• horse;
  • arterial calcification;
  • finite element analysis;
  • pulmonary artery;
  • MRI


Reasons for performing study: Arterial calcification is found frequently in the pulmonary artery of racehorses, but the aetiology is unknown. Calcification might be associated with increased wall stress due to arterial geometry (shape) and exercise-induced hypertension.

Hypothesis: High wall stress levels are found in the regions associated with calcified lesion formation, exacerbated as transluminal pressure increases to levels associated with exercise.

Methods: The pulmonary arteries of 5 horses, unaffected by calcification, were dissected and pressurised to resting and exercising physiological transluminal pressures and scanned with MRI. Arterial geometries were reconstructed to form 3D computer models and finite element analyses performed.

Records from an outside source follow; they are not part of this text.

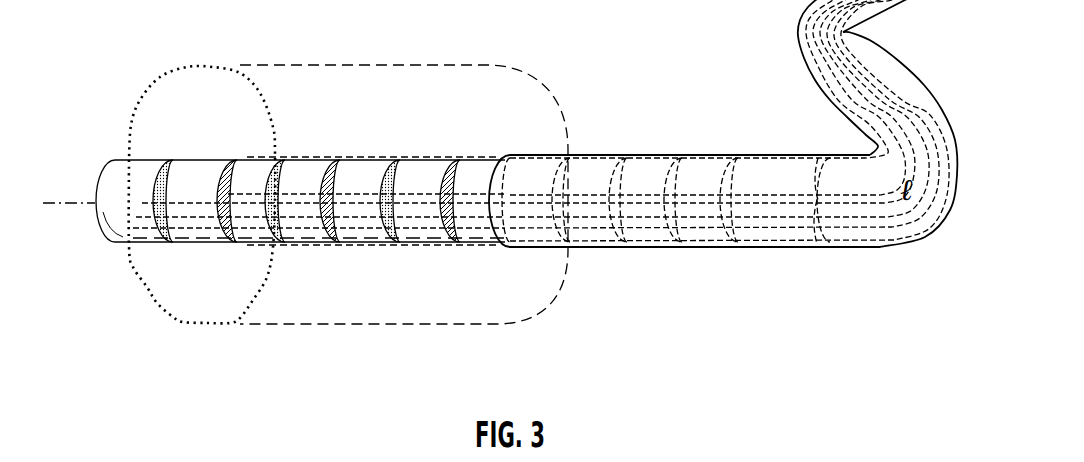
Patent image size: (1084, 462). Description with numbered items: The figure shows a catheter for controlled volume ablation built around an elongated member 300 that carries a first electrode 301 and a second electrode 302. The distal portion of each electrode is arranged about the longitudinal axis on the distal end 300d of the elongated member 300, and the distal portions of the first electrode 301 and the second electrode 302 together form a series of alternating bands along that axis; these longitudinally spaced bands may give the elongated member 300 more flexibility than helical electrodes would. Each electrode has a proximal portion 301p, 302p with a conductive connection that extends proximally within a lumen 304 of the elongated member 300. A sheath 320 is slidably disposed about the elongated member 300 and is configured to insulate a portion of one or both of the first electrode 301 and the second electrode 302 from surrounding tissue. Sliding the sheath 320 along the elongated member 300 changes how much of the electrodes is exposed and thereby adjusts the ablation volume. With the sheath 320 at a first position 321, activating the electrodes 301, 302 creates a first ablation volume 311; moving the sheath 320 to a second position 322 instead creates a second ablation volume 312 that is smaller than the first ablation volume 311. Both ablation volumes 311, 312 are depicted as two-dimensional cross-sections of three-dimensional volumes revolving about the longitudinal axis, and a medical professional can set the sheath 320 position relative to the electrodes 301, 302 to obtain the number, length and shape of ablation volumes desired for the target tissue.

The elongated member 300 is at (362, 190).
The distal end 300d is at (118, 188).
The first electrode 301 is at (168, 158).
The second electrode 302 is at (230, 158).
The sheath 320 is at (637, 155).
The first position 321 is at (500, 245).
The second position 322 is at (247, 245).
The first ablation volume 311 is at (345, 327).
The second ablation volume 312 is at (177, 318).
The proximal portion 302p is at (830, 180).
The lumen 304 is at (773, 183).
The proximal portion 301p is at (817, 245).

Wall stress levels were measured in 4 regions of interest: the arterial trunk and bifurcation, the wall ipsilateral and contralateral to the bifurcation. Measurements were made for arterial transluminal pressures of 25, 50 and 100 mmHg.

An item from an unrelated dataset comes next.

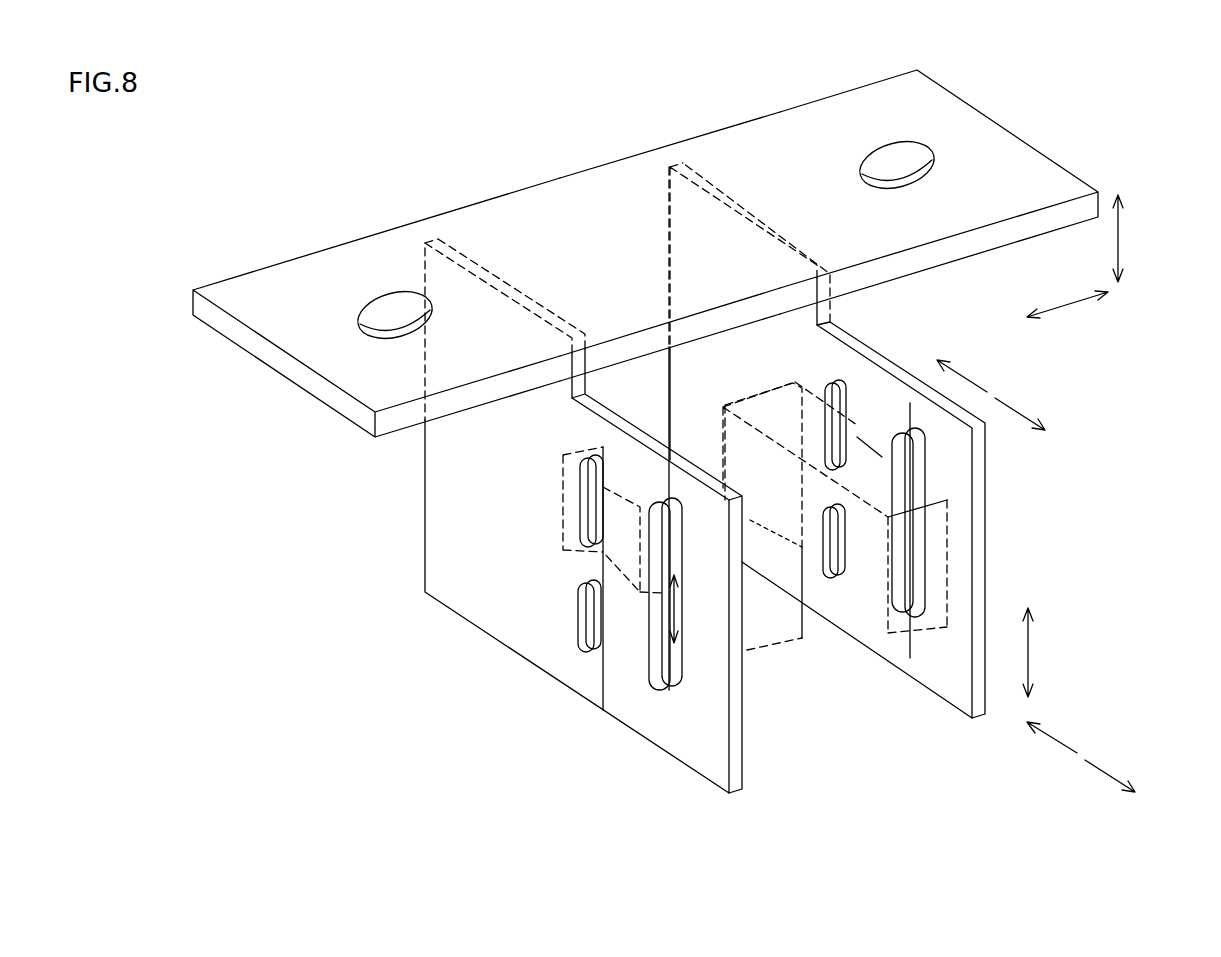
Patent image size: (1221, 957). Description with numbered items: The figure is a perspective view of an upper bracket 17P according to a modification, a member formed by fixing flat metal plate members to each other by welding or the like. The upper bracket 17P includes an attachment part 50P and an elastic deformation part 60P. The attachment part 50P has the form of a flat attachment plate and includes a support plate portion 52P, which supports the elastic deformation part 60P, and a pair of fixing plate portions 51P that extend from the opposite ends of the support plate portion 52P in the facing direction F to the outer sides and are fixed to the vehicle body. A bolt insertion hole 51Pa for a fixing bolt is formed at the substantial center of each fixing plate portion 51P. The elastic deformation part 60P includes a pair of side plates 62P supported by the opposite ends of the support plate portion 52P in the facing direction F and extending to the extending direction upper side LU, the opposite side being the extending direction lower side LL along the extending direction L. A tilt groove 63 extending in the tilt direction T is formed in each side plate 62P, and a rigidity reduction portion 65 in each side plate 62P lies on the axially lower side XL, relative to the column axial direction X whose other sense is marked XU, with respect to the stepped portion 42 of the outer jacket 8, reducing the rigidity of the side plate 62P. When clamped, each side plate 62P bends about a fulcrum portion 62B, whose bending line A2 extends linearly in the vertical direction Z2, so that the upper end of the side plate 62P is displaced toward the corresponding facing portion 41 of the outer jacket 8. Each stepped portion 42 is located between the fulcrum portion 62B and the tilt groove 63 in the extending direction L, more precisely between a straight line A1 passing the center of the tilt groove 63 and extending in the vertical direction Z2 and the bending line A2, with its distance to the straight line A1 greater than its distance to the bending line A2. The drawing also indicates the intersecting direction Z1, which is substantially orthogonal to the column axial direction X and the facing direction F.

Results: High wall stress levels were consistently found at the pulmonary artery bifurcation and wall ipsilateral to the bifurcation, where calcified lesions typically form. Lower wall stress levels were found along the trunk and the wall contralateral to the bifurcation where lesions are less frequently found. Wall stress levels increased 5-fold over a 4-fold increase in pressure. The wall stress levels ranged 10 kPa in the wall of the branch contralateral to the bifurcation at 25 mmHg to 400 kPa in the bifurcation at 100 mmHg.

Conclusions: Wall stress from arterial geometry and increased pulmonary artery transluminal pressure are factors that may be associated with calcification of the equine pulmonary artery.

Potential relevance: Arterial calcification may increase the risk of arterial wall failure in racing horses.